Download PDF

6th International Congress on Industrial and Applied Mathematics, Date: 2007/07/16 - 2007/07/20, Location: Zürich, Switzerland

Publication date: 2007-07-01

Author:

Vanherpe, Liesbeth
Moelans, Nele ; Blanpain, Bart ; Vandewalle, Stefan

Abstract:

The microstructure of materials often consists of multiple grains with different crystallographic orientations. The study of the evolution of the grains is of great technological importance because many material properties depend on the mean grain size. A common technique to control the grain size of a material is the addition of impurities which leads to the formation of small second-phase particles that will stop the grain growth. The limiting grain size depends on the number, size, shape and spatial distribution of the particles. We employ a phase field model for simulating three-dimensional grain growth in materials containing small incoherent second-phase particles which consists of a large set of coupled reaction-diffusion partial differential equations. A fine threedimensional grid is required to resolve the particles and the shape of the grain boundaries. Moreover, a large number of grains and particles should be considered to achieve statistically relevant results. As such, a typical simulation demands extensive computer resources both with respect to memory and computing time. There are several ways to speed up the computations.

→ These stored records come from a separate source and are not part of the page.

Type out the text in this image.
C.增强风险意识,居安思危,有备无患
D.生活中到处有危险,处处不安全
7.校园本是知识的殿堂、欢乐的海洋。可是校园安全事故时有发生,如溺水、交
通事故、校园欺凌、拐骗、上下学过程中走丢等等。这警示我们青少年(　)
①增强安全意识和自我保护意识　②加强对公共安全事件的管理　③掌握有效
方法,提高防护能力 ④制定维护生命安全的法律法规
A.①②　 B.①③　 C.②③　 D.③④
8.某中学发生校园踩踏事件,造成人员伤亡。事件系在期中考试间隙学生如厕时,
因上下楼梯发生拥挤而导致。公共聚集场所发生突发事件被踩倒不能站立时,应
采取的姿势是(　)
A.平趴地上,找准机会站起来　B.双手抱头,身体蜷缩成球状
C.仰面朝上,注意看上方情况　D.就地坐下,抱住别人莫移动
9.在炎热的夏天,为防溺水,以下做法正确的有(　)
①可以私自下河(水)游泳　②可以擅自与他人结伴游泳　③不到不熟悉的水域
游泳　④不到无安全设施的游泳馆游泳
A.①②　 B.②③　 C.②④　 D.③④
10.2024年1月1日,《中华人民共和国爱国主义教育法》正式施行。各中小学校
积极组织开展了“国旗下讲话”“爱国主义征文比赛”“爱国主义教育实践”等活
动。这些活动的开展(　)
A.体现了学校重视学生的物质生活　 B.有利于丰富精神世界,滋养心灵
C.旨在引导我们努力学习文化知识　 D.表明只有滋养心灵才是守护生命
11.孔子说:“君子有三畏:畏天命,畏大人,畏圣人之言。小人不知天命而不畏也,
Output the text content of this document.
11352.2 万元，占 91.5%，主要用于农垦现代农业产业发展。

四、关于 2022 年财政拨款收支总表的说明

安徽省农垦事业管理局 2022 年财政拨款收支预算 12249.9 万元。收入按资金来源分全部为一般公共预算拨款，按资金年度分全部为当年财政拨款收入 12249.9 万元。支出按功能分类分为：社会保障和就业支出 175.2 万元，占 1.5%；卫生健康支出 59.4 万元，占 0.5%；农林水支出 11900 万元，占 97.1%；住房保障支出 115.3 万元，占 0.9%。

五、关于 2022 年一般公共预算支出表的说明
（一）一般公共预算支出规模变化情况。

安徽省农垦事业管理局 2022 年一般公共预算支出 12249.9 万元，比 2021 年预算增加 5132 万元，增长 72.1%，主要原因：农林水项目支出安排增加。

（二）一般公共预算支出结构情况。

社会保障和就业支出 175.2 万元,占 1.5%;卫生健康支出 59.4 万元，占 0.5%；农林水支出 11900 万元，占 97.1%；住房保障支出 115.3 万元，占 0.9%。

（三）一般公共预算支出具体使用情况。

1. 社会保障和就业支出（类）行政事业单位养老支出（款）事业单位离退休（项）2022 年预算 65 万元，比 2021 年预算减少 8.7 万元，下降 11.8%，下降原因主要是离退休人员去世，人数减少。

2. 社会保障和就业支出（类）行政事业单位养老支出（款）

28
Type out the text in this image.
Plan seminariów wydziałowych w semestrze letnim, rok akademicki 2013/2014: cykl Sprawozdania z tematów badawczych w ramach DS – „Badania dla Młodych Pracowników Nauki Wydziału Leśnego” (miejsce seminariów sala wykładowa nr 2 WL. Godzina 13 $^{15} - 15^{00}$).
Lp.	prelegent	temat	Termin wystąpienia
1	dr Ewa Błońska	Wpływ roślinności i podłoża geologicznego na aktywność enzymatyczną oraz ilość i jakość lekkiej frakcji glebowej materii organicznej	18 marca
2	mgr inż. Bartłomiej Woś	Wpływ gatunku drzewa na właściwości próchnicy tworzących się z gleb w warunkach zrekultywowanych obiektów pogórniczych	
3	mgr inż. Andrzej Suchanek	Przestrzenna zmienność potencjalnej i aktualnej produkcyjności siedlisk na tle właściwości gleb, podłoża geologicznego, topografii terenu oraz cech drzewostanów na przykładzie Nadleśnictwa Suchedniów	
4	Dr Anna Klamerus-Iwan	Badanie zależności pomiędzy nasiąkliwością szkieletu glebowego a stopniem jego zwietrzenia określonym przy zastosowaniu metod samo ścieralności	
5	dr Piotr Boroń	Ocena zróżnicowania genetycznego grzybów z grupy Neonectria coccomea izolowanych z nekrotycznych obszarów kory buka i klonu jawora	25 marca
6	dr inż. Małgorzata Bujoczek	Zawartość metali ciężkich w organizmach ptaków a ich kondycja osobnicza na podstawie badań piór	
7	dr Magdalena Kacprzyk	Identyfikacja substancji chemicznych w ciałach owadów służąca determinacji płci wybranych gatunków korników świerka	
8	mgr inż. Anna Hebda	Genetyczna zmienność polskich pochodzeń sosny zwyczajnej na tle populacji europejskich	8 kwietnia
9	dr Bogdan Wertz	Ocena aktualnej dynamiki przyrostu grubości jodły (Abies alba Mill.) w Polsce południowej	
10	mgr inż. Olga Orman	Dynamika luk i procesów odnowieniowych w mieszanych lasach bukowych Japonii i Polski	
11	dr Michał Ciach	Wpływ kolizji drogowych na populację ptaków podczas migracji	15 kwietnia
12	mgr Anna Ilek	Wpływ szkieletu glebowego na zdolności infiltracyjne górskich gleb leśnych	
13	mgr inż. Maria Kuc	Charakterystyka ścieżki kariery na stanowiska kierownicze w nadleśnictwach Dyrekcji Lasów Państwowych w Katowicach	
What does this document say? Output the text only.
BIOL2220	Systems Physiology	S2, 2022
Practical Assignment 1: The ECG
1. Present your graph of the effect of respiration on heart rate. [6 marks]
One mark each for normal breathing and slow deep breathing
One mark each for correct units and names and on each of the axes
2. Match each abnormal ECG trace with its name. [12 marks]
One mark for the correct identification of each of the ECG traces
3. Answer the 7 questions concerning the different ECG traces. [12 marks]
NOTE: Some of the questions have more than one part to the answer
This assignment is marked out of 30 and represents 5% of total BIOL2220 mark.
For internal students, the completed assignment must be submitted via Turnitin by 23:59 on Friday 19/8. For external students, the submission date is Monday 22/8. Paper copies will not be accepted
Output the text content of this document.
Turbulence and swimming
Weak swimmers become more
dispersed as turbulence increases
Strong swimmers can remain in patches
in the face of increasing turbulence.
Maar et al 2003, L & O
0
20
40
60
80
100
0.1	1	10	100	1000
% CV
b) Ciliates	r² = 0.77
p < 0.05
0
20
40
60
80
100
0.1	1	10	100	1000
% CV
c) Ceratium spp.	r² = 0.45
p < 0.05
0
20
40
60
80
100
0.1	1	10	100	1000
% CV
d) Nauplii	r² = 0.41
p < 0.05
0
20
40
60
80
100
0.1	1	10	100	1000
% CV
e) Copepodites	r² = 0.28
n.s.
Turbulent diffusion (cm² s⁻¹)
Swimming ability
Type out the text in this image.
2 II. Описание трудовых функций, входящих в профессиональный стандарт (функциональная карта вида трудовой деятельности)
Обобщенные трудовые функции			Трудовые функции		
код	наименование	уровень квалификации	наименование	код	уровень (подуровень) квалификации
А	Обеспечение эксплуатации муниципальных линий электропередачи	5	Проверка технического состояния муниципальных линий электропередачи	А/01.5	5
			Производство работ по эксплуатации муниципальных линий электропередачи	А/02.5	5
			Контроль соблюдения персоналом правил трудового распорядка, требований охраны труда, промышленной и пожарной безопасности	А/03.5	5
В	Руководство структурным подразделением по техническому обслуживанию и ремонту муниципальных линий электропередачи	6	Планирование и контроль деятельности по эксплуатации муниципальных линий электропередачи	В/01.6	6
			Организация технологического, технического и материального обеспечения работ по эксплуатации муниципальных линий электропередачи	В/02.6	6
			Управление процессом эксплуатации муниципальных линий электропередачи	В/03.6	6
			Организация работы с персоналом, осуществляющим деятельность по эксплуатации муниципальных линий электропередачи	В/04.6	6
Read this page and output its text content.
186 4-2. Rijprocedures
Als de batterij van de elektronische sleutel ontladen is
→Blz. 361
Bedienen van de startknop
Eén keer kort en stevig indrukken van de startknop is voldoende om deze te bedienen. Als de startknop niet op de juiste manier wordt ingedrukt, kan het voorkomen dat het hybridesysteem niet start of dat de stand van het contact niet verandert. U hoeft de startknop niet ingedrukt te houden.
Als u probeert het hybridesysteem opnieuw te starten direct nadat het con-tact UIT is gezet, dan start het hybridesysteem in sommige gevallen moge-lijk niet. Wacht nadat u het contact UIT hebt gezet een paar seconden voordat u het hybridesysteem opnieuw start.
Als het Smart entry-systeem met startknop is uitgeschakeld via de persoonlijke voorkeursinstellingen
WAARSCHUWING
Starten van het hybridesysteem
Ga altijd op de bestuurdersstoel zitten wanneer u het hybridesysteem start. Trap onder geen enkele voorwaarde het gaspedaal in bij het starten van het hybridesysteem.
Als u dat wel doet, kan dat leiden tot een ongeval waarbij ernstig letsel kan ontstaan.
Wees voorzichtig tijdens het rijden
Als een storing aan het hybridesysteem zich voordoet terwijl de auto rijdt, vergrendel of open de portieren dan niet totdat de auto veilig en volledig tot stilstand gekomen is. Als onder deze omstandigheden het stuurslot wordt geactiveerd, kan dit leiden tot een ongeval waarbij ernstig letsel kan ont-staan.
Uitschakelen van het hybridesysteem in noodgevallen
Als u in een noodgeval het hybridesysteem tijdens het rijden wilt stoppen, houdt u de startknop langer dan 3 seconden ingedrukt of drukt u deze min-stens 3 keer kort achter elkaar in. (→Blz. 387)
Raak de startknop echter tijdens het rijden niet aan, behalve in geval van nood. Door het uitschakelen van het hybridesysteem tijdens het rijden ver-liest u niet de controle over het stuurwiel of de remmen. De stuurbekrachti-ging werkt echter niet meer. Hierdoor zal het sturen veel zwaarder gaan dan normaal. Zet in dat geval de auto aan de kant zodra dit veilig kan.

We will present two techniques, one using a semi-implicit discretization resulting in an explicit coupling between the partial differential equations so equations can be assigned to different processes and solutions can be computed in parallel. The second technique evolved through a study of the model which revealed that the solutions of the model display small regions of high activity surrounded by large regions of inactivity. This property is exploited through the second technique as we define bounding boxes around the regions of high activity and only solve the equations locally. This algorithm has low memory and computing time requirements.